Pour moi, la distribution qui reprend le flambeau de l’innovation et le titre de la distribution GNOME, c’est Fedora 15. Tant qu’on y est, quelques avantages supplémentaires de Fedora:
- Leur politique upstream first; les patches sont d’abord envoyés en amont. Moins de bugs, plus de collaboration, etc. D’un autre côté, pas étonnant: Fedora/Redhat est upstream dans beaucoup de projets.

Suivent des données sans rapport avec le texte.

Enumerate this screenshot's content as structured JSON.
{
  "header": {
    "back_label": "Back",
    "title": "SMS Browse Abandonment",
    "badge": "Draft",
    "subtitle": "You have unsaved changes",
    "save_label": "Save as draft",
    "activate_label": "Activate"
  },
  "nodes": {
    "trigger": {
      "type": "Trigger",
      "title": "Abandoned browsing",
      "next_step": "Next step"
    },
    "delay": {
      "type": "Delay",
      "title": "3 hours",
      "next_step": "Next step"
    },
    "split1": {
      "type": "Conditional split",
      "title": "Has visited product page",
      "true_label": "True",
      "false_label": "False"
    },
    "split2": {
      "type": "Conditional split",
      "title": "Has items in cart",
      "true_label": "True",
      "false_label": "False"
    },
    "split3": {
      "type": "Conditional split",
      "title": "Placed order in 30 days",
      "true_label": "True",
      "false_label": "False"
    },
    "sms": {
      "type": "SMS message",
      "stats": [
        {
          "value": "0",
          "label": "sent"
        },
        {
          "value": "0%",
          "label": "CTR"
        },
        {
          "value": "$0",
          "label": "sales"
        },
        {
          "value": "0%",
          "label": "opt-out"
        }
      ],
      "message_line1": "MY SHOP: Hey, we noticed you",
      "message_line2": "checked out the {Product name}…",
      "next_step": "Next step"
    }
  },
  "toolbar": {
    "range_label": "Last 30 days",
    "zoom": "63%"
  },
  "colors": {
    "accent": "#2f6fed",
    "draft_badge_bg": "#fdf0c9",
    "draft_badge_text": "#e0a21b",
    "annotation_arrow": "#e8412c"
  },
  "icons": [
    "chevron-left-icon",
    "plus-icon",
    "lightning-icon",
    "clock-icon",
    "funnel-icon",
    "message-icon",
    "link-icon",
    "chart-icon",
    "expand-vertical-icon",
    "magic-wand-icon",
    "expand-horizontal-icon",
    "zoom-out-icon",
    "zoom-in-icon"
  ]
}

- Une forte portion des développeurs roulent sous Fedora, ce qui a comme résultat d’avoir moins de bugs «inconnus des développeurs» et une plus grande expertise pour régler les bugs présents dans la distribution. Exemple concret: en m’asseyant avec Lennart Poettering au Boston Summit, je lui permis de découvrir la cause d’un bug qui me tenaillait depuis un an, et ce bug était spécifique à Ubuntu. Pas de problème sur une machine roulant Fedora.
- Corollaire du point précédent: lorsque vous ouvrez un rapport de bug sur Fedora, vous pouvez constater que le bug est bien souvent assigné à une adresse @redhat. C’est généralement la même personne que si vous le rapportiez en amont (ex: sur gnome ou freedesktop bugzilla). Conséquemment, vous pouvez vous attendre à ce que celui qui trie votre bug fasse preuve d’un certain niveau d’expertise.

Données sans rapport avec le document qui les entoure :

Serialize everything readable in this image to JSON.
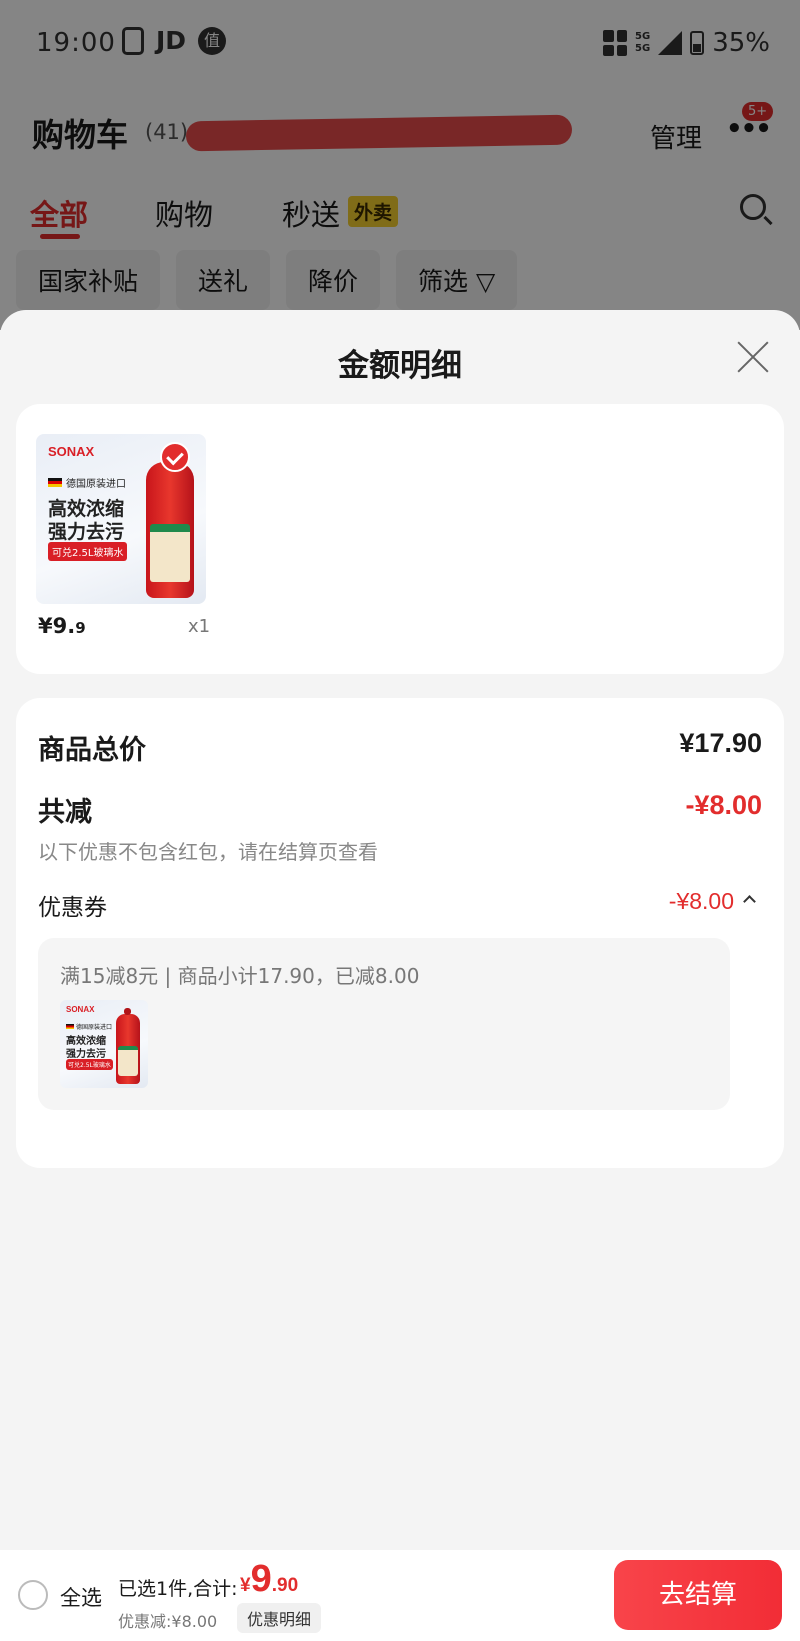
{
  "status_bar": {
    "time": "19:00",
    "jd": "JD",
    "zhi": "值",
    "network": "5G",
    "battery": "35%"
  },
  "header": {
    "title": "购物车",
    "count": "(41)",
    "manage": "管理",
    "more_badge": "5+"
  },
  "tabs": [
    {
      "label": "全部",
      "active": true
    },
    {
      "label": "购物"
    },
    {
      "label": "秒送",
      "badge": "外卖"
    }
  ],
  "filters": [
    "国家补贴",
    "送礼",
    "降价",
    "筛选 ▽"
  ],
  "sheet": {
    "title": "金额明细",
    "product": {
      "brand": "SONAX",
      "origin": "德国原装进口",
      "line1": "高效浓缩",
      "line2": "强力去污",
      "tag": "可兑2.5L玻璃水",
      "price_int": "¥9.",
      "price_dec": "9",
      "qty": "x1"
    },
    "summary": {
      "total_label": "商品总价",
      "total_value": "¥17.90",
      "reduce_label": "共减",
      "reduce_value": "-¥8.00",
      "note": "以下优惠不包含红包，请在结算页查看",
      "coupon_label": "优惠券",
      "coupon_value": "-¥8.00",
      "coupon_desc": "满15减8元 | 商品小计17.90，已减8.00"
    }
  },
  "bottom_bar": {
    "select_all": "全选",
    "selected_text": "已选1件,合计:",
    "price_yen": "¥",
    "price_int": "9",
    "price_dec": ".90",
    "discount_text": "优惠减:¥8.00",
    "detail_label": "优惠明细",
    "checkout_label": "去结算"
  },
  "colors": {
    "accent": "#e22d2d",
    "sheet_bg": "#f4f4f4",
    "card_bg": "#ffffff"
  }
}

- Pas de kikoolols qui commentent «moi aussi!!!» ou «Linux sucks!» sur les rapports de bug. Je sais que ça sonne arrogant, mais c’est agréable de réduire la quantité de bruit dans ma boîte aux lettres.
- Les forums sont beaucoup plus calmes (je n’ai plus posté dans ubuntuforums après 2005-2006, c’est le capharnaüm avec un post à toutes les secondes environ).
S’il y a des intéressés, je pourrais peut-être écrire une nouvelle version de mon guide «Fedora pour un habitué d’Ubuntu» (puisque j’ai acquis de nouvelles connaissances depuis novembre).